A recent tour of the building found fallen plaster in a couple of its rooms, and a light fixture lying in a bed of broken glass. Mahaney said the structure sorely needs a new roof, new windows and an overall updating. A crew from the Omaha Tribe recently made emergency repairs to the roof, stopping the leaks.
The next step is developing a strategic plan, including determining the best uses of the 105-year-old structure, which is on the National Register of Historic Places.
Last week, the group applied for a federal planning grant. Once a plan is finalized, gaiashkibos said that donations and grants will be sought to finance the restoration, and to set aside funds to cover future operating costs. About $30,000 has been donated already. The early donors include the Omaha Tribe and Dr. Bruce Sheffield, a retired Lincoln pediatrician who was inspired by a talk Starita gave about La Flesche.
“So many people, when they hear Dr. Susan’s story, they want to be part of it,” gaiashkibos said.
Wolfe, the Omaha tribal chairman, as well as other residents of Walthill, said the story of La Flesche was barely known in the community until the 1980s, when the first effort was launched to save the old hospital, which had become a private residence after being used as a nursing home for several years.
Nate Merrick of Rosalie, a great -grandson of the doctor, said he’d been told some things about La Flesche as a child, but never fully understood her importance.
“She’s never gotten the recognition she deserves. Now it’s finally coming about,” Merrick said.
La Flesche was an early advocate for public health, campaigning for the removal of communal drinking cups at town drinking fountains. She insisted on an airy porch on her hospital, to provide fresh air for patients, and advocated for temperance.

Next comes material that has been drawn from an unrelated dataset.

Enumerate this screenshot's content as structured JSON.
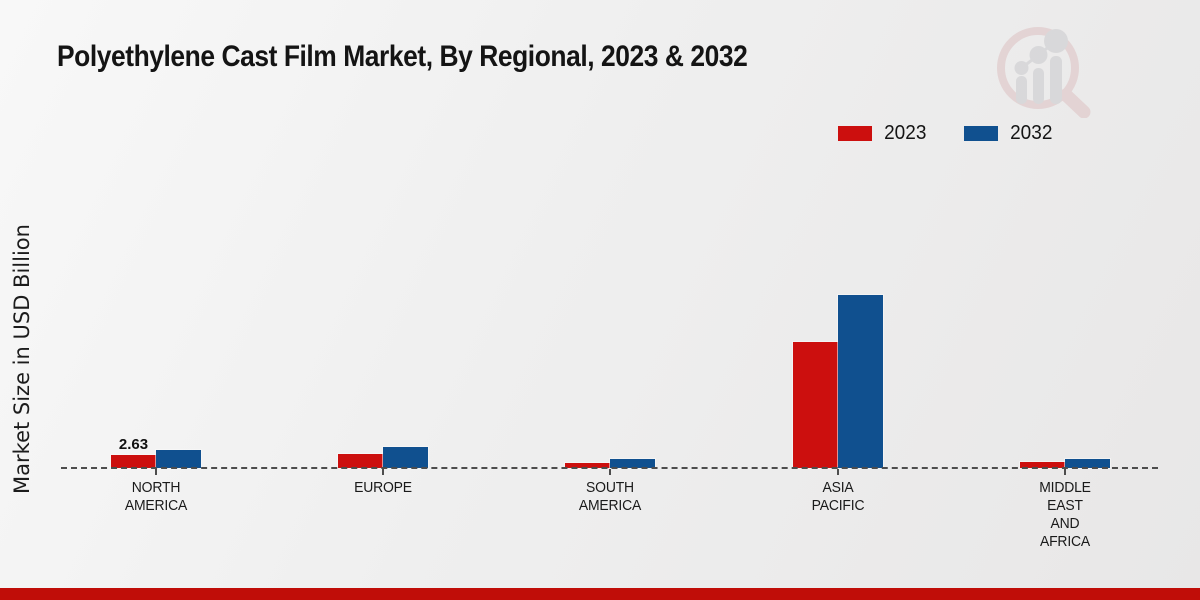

She died of cancer in 1915. The obituary in the Walthill Times said her life was marked by “the nobility of its intensive effort,” and stated that she “never sought notoriety.”
“In her death, the Indians lose their best and truest friend … the county and the state sustains an irreparable loss,” it said.
Unlike in the past, the Omaha Tribe is fully engaged in the latest effort to restore the hospital. That involvement is viewed as a game -changer in Walthill, population 870, which has seen its main street dry up and a couple of major businesses close in recent decades. Some hard feelings in the past are going away, those involved said.
“It seems like we’re all coming together,” Wolfe said. “They say it takes a whole village to raise one child. It’s going to take the whole village for this to come together.”